R. Freud é um dos maiores mitólogos da história. Mas se trata de ficção. Era um romancista excepcional.
Neste momento, George Steiner se
levanta, avança lentamente em direção à sua imensa biblioteca e tira de
dentro de um velho volume um cartão de visita amarelado escrito à mão em
alemão: é um cumprimento de Sigmund Freud aos pais se Steiner por
ocasião de seu casamento. “Meu pai o conheceu, eles passeavam juntos na
beira do rio”.
P. Retomemos a questão do poder
do dinheiro. O senhor tem alguma explicação válida, de um ponto de vista
filosófico, de por que os eleitores da Itália, em um determinado
momento, e atualmente os da Espanha, decidiram alçar ao poder partidos
políticos enfiados até o pescoço na corrupção?
R. Porque existe uma gigantesca
abdicação da política. A política tem perdido terreno no mundo todo, as
pessoas já não acreditam nela, e isso é muito perigoso. É Aristóteles
quem diz: “Se você não quer entrar na política, na ágora pública, e
prefere ficar em sua vida privada, então não venha se queixar depois de
que são os bandidos que governam”.
P. A velha e tão atual figura da idiotice aristotélica…
R. Exatamente. Uma
figura muito atual. Bem, pois eu sinto vergonha de ter gozado desse luxo
privado de poder estudar e escrever e não ter querido entrar para a
ágora. Eu me pergunto o que ocorrerá com o fenômeno das estruturas
políticas em si mesmas. Por todos os lados, triunfam o regionalismo, o
localismo, o nacionalismo…é o retorno dos vilarejos. Quando se vê alguém
como Donald Trump ser levado a sério pela democracia mais complexa do mundo, tudo é possível.
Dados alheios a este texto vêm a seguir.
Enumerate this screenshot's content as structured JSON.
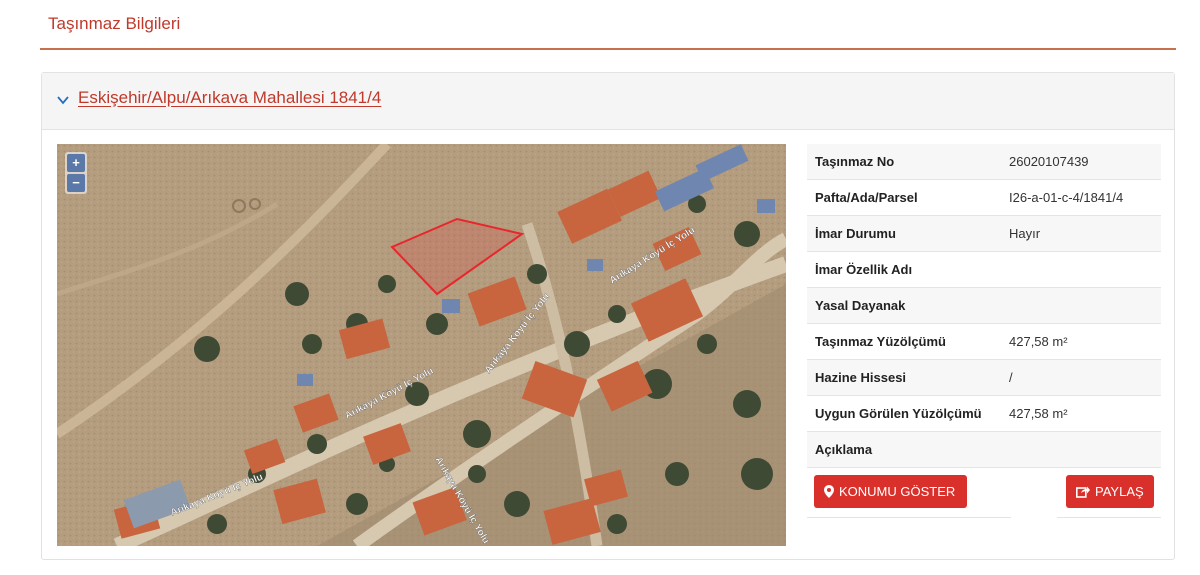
{
  "page": {
    "title": "Taşınmaz Bilgileri"
  },
  "panel": {
    "heading": "Eskişehir/Alpu/Arıkava Mahallesi 1841/4"
  },
  "map": {
    "zoom_in": "+",
    "zoom_out": "−",
    "road_labels": [
      "Arıkaya Köyü İç Yolu",
      "Arıkaya Köyü İç Yolu",
      "Arıkaya Köyü İç Yolu",
      "Arıkaya Köyü İç Yolu",
      "Arıkaya Köyü İç Yolu"
    ],
    "parcel_color": "#e8262b"
  },
  "info": {
    "rows": [
      {
        "label": "Taşınmaz No",
        "value": "26020107439"
      },
      {
        "label": "Pafta/Ada/Parsel",
        "value": "I26-a-01-c-4/1841/4"
      },
      {
        "label": "İmar Durumu",
        "value": "Hayır"
      },
      {
        "label": "İmar Özellik Adı",
        "value": ""
      },
      {
        "label": "Yasal Dayanak",
        "value": ""
      },
      {
        "label": "Taşınmaz Yüzölçümü",
        "value": "427,58 m²"
      },
      {
        "label": "Hazine Hissesi",
        "value": "/"
      },
      {
        "label": "Uygun Görülen Yüzölçümü",
        "value": "427,58 m²"
      },
      {
        "label": "Açıklama",
        "value": ""
      }
    ]
  },
  "buttons": {
    "show_location": "KONUMU GÖSTER",
    "share": "PAYLAŞ"
  },
  "colors": {
    "accent": "#c0392b",
    "button": "#d9302b"
  }
}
P. Como o senhor enxerga uma eventual vitória de Trump?
R. Isso não vai acontecer. Hillary
irá ganhar. Mas será uma vitória triste, porque essa mulher está
esgotada, triturada interiormente. E Putin, então? A violência de uma
pessoa como ele parece acalmar as pessoas que não acreditam mais na
política, elas os reconforta. Por isso é que o despotismo é o contrário
da política.
P. E a relação entre
política e cultura? Como vê isso? Outra pergunta: o senhor compartilha a
sensação —muito pessoal e subjetiva, por outro lado— de que a cultura,
no sentido das “artes”, está estancada, ao contrário dos avanços
científicos, que não param de acontecer?
R. É delicado falar
sobre isso. Estamos, eu e você, em uma pequena cidade inglesa como
Cambridge, onde, desde o século XII, cada geração produziu gigantes da
ciência. Hoje em dia, há 11 prêmios Nobel por aqui. Daqui saíram Newton,
Darwin, Hawking… Para mim, o símbolo do avanço irrefreável da ciência é
Stephen Hawking.
Mal consegue mover uma parte de suas sobrancelhas, mas a sua mente nos
levou à extremidade do universo. Nenhum romancista, dramaturgo, poeta ou
artista, nem mesmo Shakespeare, teria ousado inventar um personagem
como Stephen Hawking. Bem. Se você e eu fôssemos cientistas, o tom da
nossa conversa seria outro, seria muito mais otimista, pois hoje, toda
semana a ciência descobre alguma coisa nova que não conhecíamos na
semana passada. Em contrapartida – e isso que lhe digo é totalmente
irracional, e espero estar enganado –, o instinto me diz que não teremos
amanhã nenhum novo Shakespeare, um novo Mozart ou Beethoven, nem um
Michelangelo, um Dante ou um Cervantes. Mas eu sei que teremos um novo
Newton, um novo Einstein, um novo Darwin… Sem dúvida alguma. Isso me
assusta, porque uma cultura desprovida de grandes obras estéticas é uma
cultura pobre. Estamos muito distantes dos gigantes do passado. Espero
estar enganado e que o próximo Proust ou Joyce esteja nascendo na casa
aqui na frente!
P. O senhor diferencia a
“alta” cultura e a “baixa” cultura, como fazem alguns intelectuais de
renome, visivelmente incomodados com formas da cultura popular como os
quadrinhos, a arte urbana, o pop ou o rock, para as quais se chegou a
criar o rótulo de “civilização do espetáculo”?
R. Vou lhe dizer uma
coisa: Shakespeare teria adorado a televisão. Ele escreveria para a
televisão. E não, eu não faço esse tipo de distinção. O que realmente me
entristece é que as pequenas livrarias, os teatros de bairro e as lojas
de discos estejam fechando. Por outro lado, os museus estão cada vez
mais cheios, as multidões lotam as grandes exposições, as salas de
concerto estão cheias… Portanto, cuidado, porque esses processos são
muito complexos e diversificados para se querer fazer julgamentos
generalizantes. O senhor Muhammed Ali era também um fenômeno estético. Como um deus grego. Homero teria entendido perfeitamente Muhammed Ali.
P. Acredita que veremos
a morte da cultura como portadora de formas clássicas já batidas, com
sua substituição por outras formas novas?
R. Talvez. Talvez a
cultura clássica de caráter patriarcal esteja morrendo e que estejam
surgindo formas novas, intermediárias, como uma cultura hermafrodita,
bissexual, transexual, e para a qual a mulher contribuirá de uma forma
muito especial no sentido de se resgatarem os sonhos e as utopias… Por
falar em transexuais e bissexuais, certamente Freud não os viu chegar!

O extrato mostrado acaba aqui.